Я знала эту сплетню: Арсений-де сказал своей матери, что не хочет жить с инвалидом, — Ася ничего делать не может , ей еле-еле до себя, отправит Асю в Москву, к Тане, а сам будет потихоньку отвыкать от девочки.
Я решила поговорить с Арсением и, если все действительно так, забрать Асю. Прекрасно, она хотела ехать сама.
Стопы Яны были мягкие, влажные и оранжевые, как мандаринные дольки. Я долго всматривалась в нее, страшась и желая — и страшась этого желания также — увидеть в ее чертах признак дефекта, который позволил бы мне сказать Арсению: “Тебе не нужна эта дочь, как не нужна и эта жена. Отдай их мне”. Нет. Умный, спокойный ребенок, вот-вот пойдет.
Весь день я провела с ними. Зимний свет — то теплый, то холодный, то ясный, то темный — ложился на лицо Аси как на примерке, и он шел ей любой.
“Вот ты говоришь — к подруге пошла, а я тебя ревную, что у тебя ближе, чем я, подруга есть. Ну конечно, кто я такая, но все равно. Ко мне за всю жизнь никто так не относился, как ты, все подружки, какие у меня были, они смеялись надо мной, как над чудненькой, а раз ты со мной дружишь, значит — я человек!”
Я поцеловала тонкую руку, ощутив губами скелетик под шелком кожи и червячка вены на нем.
Сплетня оказалась ложной, или же Арсений не признался в своем намерении: мне едва удалось уговорить его отпустить обеих.
Собираясь на вокзал, Ася не нашла шапку и покрыла голову серым простецким платочком. В сочетании с малиновыми, увеличенными помадой губами это дало образ крестьянки, идущей продавать себя оккупантам за еду для ребенка.

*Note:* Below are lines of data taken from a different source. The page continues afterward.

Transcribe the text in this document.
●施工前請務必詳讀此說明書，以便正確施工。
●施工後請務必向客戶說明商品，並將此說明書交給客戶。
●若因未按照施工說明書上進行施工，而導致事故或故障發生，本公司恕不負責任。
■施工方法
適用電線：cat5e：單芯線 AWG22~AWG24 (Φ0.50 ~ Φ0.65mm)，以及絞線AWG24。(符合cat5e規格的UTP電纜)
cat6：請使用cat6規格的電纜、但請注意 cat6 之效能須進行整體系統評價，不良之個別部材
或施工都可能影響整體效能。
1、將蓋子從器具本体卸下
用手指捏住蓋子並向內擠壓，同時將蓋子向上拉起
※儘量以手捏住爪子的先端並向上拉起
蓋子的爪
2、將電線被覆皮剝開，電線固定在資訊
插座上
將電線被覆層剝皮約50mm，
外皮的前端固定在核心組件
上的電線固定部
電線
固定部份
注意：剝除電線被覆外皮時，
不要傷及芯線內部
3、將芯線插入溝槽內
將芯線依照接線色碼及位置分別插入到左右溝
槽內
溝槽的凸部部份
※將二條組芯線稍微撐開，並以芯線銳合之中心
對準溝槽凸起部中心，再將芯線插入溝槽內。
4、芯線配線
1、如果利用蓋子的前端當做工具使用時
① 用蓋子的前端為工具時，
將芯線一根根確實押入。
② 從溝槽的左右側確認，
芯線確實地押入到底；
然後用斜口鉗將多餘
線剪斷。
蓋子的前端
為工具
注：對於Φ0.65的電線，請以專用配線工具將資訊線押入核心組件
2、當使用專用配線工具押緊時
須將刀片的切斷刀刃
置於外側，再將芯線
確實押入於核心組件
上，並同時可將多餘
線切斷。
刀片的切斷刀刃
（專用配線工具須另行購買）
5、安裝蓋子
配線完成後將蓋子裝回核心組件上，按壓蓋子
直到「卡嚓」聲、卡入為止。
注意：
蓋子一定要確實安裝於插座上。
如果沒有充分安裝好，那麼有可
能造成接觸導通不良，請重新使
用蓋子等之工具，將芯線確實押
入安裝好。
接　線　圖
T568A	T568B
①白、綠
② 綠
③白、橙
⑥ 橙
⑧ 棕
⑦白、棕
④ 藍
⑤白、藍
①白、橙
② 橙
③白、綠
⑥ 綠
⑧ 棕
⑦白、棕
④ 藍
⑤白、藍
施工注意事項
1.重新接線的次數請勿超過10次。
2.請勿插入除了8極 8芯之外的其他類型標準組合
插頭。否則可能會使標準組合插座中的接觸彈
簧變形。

Мне мечталось, что я увожу Асю и Яну навсегда. Яне скоро год, Ася справляется с ней без посторонней помощи — чего же еще ждать. Я была готова пожертвовать личной жизнью ради Аси и Яны. Мне казалось, что и Ася сможет жить так. Мне хотелось дать ей немного покоя и счастья, для которых она и была сотворена. Но сосуд ее жизни треснул. Я отчего-то не понимала, как Ася может быть счастлива с Арсением, — ведь я не могла быть счастлива с ним. Но она — была…
В эйфории ночного поезда, укутанного одеялом полумрака, я согласилась выпить водки с нашим соседом по купе. Я не сразу осознала опьянение, полагая, что это просто навалилась усталость. Только проснувшись на верхней полке через несколько часов и ощутив в глотке и носу отвратительный вкус пойла, я сквозь головную боль и скребущую нёбо жажду услышала продолжение разговора Аси с попутчиком, — они думали, что я сплю.
Он, видимо, предложил Асе непристойность. “Зря ты меня завела… Но ведь возможен еще оральный секс!” — “Нет, я говорю, не могу! Могу предложить только поцелуй!” — “Как поцелуй?” — “Не знаешь, как целуются?” — “В губы, что ли?” — “Ну конечно в губы!” — удивилась Ася. Попутчик от такого поцелуя отказался. Я снова заснула, счастливая Асиной невинностью.
Утром Ася говорила: “Он на меня глаз положил. Я ему телефон дала, если Арсений бросит, может, этот с ребенком возьмет. Ну, ты вчера была крутая! А Женя мне какой-то кричальный секс предложил. Это что такое?”
Я пояснила. Ася была шокирована.
Это целомудрие шло от Арсения. Мужество охотника, служителя Артемиды, не подразумевает сексуальность в смысле дамского угодничества. Поцелуй голубя, поза миссионера — никаких лишних, унизительных прикосновений. Ася как женщина заслуживала большего, но русалке не требовалось иного.
Яна пошла на моих глазах. В очередной раз шлепнувшись, отпустив обманчиво скользящую бахрому дивана, она поднялась и стала, покачиваясь, ходить по ковру. Мы с Асей замолчали и переглянулись. Яна ходила неправдоподобно долго, потом остановилась посередине комнаты. Затылок перевешивал ее, и она балансировала, слегка запрокидывая голову, как цветок на ветру, потом выправилась и снова пошла, внимательно оглядывая все вокруг в новом ракурсе.
“Это будет очень умная девочка, она поймет свою мать и все ей простит”.
Иногда у Аси бывали приступы злости. Однажды она возилась на кровати с Яной. Это была игра на равных, Ася не пыталась ничему научить Яну, она не покровительствовала дочери, увлеченная игровой схваткой, она пыталась победить ее, и фора состояла только в том, что Ася неудобно лежала на боку и сражалась одной рукой. Я наблюдала за ними, затаившись, как естествоиспытатель, случайно заставший за игрой чутких животных.